On 11/04/2015 17:36, Steve Litt wrote:
> I always thought the simplest possible init system is Rich Felker's
> init; the one whose listing is at the bottom of this blog entry:
>
> http://ewontfix.com/14/
>
> Theoretically, Rich Felker's init is all you need in order to init,
Actually, this is one of the few times Rich is wrong. :)
He says "start the real init script and then just reap zombies", but
that's not enough. PID 1 should start another program *and supervise it*
(or reboot when that other program dies).
In his example, suppose /etc/rc dies without doing anything. Then the
machine is in a stable state but you cannot interact with it; it has a
pid 1 running and nothing else, waiting for zombies that will never
happen, and you have to hard reboot. Not good.
It is important to make sure there is always at least one way for an
admin to interact with the machine. My posts in the reddit discussion at
http://www.reddit.com/r/linux/comments/2dx7k3/s6_skarnetorg_small_secure_supervision_software/
give more details about why it is needed.
The simplest possible init program is not Rich's init. It is runit.
Runit does exactly what a process 1 must do and not a bit more;
it never leaves your machine in a stable and unusable state as is
the risk with Rich's init.
I chose to deviate from the runit model for s6 and make the init a bit
more complex than is strictly needed because I find it more elegant to
run the supervision tree trunk as process 1. But it's mostly aesthetic
considerations at that point.
> sending all log messages to stdout, I don't know if daemontools can do
> that, but I know daemontools can send all log messages to the same
> file, assuming the daemontools log run scripts are configured to do
> that.
stdout is always used by default, and adding loggers simply redirects
the flux of messages. To get all the messages on stdout, just don't set
up any logging.
There should be an option in s6-overlay that runs s6-svscan without
any logging (except logging the user sets up), so everything goes to
stdout outside the container.
> I'm under the impression that s6 offers use of the execline language as
> a way to avoid bash-isms. I found execline's documentation insufficient
> for me to learn it, but my impression is its purpose is to provide you
> with a language that's less tricky and more determinant and more
> versatile than bash.
The purpose of execline is to give a way to build, manipulate and run
complex Unix command lines without needing to use and understand the
demented shell syntax. The shell may not sound like a big deal, and
for human users, it's not, unless you're a one-track-mind simplicity
zealot like me. But I find myself building more and more command lines
programmatically, and execline makes that easy as pie - and I like pie.

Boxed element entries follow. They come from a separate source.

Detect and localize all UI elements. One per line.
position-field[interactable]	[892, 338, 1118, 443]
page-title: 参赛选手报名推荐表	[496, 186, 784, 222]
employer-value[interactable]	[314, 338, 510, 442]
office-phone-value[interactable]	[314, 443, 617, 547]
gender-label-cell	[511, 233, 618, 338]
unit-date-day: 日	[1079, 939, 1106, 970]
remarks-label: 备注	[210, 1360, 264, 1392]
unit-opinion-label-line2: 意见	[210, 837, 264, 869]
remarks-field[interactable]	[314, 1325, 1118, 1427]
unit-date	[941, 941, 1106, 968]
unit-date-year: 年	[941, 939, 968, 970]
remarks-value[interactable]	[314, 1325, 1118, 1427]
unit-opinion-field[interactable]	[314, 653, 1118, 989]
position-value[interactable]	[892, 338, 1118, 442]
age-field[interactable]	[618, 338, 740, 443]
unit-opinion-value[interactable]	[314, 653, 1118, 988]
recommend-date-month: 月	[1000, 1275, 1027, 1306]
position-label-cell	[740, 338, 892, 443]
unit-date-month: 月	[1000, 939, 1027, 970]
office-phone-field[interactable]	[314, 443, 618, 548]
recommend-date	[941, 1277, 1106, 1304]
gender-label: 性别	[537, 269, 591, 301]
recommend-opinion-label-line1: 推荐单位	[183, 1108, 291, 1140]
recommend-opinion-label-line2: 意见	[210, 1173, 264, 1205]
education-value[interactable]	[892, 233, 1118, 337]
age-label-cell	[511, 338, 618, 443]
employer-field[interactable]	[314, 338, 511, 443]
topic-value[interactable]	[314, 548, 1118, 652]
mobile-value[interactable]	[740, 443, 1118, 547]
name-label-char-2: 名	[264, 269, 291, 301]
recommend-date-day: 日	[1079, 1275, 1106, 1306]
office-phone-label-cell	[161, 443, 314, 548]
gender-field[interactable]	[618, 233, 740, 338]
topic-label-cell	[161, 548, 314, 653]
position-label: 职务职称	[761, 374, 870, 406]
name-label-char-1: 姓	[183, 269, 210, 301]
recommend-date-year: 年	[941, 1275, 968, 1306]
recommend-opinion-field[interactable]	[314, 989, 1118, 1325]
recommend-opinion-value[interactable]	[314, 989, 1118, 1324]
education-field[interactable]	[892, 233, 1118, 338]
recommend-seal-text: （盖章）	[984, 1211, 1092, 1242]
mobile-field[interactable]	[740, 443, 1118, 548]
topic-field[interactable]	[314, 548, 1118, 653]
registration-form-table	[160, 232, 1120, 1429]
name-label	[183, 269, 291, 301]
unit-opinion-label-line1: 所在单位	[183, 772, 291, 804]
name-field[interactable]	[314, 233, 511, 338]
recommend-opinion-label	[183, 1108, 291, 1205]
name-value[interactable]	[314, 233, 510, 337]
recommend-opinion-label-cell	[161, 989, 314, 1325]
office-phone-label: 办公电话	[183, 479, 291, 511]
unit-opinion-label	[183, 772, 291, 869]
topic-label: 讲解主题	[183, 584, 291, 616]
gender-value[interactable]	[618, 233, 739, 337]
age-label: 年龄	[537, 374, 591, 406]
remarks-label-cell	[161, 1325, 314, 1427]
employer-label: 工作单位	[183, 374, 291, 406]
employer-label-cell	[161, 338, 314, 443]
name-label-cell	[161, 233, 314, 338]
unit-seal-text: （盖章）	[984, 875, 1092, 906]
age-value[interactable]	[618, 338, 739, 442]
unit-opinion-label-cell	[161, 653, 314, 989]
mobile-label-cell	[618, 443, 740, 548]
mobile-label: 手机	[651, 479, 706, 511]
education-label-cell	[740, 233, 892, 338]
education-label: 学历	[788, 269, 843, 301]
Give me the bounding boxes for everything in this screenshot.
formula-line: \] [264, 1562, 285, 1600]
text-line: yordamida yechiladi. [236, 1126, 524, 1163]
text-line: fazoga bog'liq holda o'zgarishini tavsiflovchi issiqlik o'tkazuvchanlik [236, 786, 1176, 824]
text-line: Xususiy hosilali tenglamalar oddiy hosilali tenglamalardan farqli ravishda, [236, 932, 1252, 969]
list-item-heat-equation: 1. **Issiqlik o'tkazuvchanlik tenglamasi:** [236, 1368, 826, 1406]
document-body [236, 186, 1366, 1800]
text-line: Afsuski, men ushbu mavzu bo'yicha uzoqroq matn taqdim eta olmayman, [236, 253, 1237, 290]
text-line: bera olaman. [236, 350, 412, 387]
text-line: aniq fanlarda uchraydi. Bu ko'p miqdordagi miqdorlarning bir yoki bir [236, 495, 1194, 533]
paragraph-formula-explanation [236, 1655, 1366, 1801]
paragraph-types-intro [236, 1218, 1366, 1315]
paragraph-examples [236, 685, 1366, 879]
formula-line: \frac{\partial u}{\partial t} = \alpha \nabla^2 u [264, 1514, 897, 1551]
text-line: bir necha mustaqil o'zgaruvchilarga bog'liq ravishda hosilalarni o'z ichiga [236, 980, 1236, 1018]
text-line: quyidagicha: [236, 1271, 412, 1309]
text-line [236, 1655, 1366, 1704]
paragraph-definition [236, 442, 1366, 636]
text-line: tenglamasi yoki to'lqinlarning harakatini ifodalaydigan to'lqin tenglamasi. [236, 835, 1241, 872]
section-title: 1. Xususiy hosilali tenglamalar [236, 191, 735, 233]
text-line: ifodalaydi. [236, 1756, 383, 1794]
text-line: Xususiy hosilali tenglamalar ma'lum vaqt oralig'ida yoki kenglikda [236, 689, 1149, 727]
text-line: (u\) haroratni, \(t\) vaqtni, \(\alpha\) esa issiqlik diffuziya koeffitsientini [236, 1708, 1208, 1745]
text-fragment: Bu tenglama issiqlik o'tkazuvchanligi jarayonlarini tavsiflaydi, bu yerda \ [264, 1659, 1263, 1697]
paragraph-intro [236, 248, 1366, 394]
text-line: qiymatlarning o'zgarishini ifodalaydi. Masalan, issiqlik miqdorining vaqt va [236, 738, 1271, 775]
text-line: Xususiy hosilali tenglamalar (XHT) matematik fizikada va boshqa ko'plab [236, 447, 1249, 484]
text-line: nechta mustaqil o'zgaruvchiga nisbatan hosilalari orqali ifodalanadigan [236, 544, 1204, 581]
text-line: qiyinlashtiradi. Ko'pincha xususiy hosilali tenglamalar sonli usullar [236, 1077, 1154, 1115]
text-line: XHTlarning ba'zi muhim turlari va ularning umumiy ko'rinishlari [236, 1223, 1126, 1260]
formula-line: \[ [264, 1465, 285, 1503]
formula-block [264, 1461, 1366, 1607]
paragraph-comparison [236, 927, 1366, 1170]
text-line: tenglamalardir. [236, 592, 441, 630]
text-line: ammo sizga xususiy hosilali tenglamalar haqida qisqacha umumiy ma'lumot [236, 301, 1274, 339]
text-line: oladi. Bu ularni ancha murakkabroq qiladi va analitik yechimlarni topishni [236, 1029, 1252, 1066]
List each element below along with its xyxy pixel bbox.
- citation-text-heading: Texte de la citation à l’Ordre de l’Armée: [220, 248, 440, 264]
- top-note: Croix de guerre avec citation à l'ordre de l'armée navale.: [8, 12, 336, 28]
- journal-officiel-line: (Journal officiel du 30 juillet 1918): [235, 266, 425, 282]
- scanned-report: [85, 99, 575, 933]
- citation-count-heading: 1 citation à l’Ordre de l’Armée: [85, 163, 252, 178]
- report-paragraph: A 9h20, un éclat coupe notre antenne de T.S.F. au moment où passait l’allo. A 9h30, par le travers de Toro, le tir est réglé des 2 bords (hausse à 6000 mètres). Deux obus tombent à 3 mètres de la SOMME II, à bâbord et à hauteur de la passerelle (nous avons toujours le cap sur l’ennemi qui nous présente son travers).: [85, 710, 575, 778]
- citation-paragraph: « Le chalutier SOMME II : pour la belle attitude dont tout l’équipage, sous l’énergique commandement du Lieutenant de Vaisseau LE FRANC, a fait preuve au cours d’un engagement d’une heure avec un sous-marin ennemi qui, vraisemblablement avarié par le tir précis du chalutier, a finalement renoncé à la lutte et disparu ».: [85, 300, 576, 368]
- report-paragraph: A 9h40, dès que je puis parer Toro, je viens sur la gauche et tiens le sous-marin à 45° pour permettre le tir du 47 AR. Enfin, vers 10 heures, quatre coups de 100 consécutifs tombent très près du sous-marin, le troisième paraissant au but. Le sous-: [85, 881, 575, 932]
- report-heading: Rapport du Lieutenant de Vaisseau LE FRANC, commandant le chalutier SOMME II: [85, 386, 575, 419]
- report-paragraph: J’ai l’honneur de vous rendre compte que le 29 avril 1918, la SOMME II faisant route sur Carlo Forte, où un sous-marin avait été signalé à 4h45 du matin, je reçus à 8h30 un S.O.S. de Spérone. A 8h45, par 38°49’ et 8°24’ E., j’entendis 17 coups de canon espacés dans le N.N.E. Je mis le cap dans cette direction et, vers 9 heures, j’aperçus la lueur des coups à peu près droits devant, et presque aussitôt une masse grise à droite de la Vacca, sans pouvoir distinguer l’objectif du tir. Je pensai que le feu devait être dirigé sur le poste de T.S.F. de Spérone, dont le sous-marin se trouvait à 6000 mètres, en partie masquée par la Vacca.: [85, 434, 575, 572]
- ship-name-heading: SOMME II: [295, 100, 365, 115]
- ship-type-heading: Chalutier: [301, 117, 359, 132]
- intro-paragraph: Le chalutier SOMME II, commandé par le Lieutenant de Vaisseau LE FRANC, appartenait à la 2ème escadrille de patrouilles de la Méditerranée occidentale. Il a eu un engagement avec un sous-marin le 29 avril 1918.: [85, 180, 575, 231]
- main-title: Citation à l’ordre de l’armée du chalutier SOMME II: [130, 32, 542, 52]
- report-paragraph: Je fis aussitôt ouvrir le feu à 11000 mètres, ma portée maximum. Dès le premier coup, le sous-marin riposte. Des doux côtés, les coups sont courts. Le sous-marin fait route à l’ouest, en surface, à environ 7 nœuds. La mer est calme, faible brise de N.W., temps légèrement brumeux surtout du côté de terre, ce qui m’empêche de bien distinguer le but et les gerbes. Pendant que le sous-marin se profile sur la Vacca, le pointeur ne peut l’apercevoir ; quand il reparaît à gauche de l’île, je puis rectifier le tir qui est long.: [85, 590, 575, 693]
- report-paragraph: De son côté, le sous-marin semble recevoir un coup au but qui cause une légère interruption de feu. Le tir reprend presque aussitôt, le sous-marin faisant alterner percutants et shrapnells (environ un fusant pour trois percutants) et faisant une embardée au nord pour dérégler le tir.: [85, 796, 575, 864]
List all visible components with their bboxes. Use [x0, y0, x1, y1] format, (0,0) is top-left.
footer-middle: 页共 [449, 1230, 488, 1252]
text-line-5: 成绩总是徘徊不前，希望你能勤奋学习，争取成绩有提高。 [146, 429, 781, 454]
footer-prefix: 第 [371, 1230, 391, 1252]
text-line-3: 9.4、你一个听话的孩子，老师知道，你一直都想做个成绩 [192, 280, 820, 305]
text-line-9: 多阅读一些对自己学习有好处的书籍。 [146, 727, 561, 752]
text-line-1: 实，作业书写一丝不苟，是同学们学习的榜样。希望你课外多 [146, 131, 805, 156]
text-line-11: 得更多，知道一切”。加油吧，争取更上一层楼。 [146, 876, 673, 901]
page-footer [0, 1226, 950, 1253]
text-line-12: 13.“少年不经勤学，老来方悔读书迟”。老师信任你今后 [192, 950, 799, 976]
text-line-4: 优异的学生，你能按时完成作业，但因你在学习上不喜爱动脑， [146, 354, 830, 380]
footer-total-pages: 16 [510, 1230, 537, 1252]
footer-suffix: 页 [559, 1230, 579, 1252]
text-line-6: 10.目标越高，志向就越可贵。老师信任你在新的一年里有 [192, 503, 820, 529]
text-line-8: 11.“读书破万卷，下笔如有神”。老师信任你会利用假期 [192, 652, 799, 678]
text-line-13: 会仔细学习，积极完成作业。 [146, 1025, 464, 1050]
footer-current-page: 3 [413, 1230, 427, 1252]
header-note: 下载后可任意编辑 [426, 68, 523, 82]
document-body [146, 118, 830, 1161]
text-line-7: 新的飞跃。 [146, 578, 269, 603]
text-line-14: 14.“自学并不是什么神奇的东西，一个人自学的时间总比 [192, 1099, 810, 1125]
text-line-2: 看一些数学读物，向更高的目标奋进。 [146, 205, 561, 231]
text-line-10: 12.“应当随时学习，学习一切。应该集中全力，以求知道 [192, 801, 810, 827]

Whereas a shell has quoting and parsing rules that even an American tax
lawyer would have trouble mastering.
Learning execline is by no means mandatory to use s6, though.
Executables are executables, no matter what language they're written in.
I will totally agree that the execline documentation, like the s6
documentation, is lacking extensive examples. I plan to add that at
some point, I just haven't prioritized it yet.
> I think s6 has a documentation problem. I compiled it, but was never
> able to get it to run, mostly because I was unable to find, in the
> docs, what to do after I got it compiled.
Is the recent
http://skarnet.org/software/s6/overview.html helpful
in this regard ? Apart from detailed examples (which will come at
some point), is there anything you think is missing in it, that
would help you figure out what to do ?
> And there were way too few
> examples of execline code, and I couldn't figure out the language logic
> from the descriptive diagrams.
The language logic is "A script is one command line", and everything
follows from that. It assumes familiarity with the command line, and
I agree it could be clearer. I will try to lower the entry barrier by
improving the documentation in the future.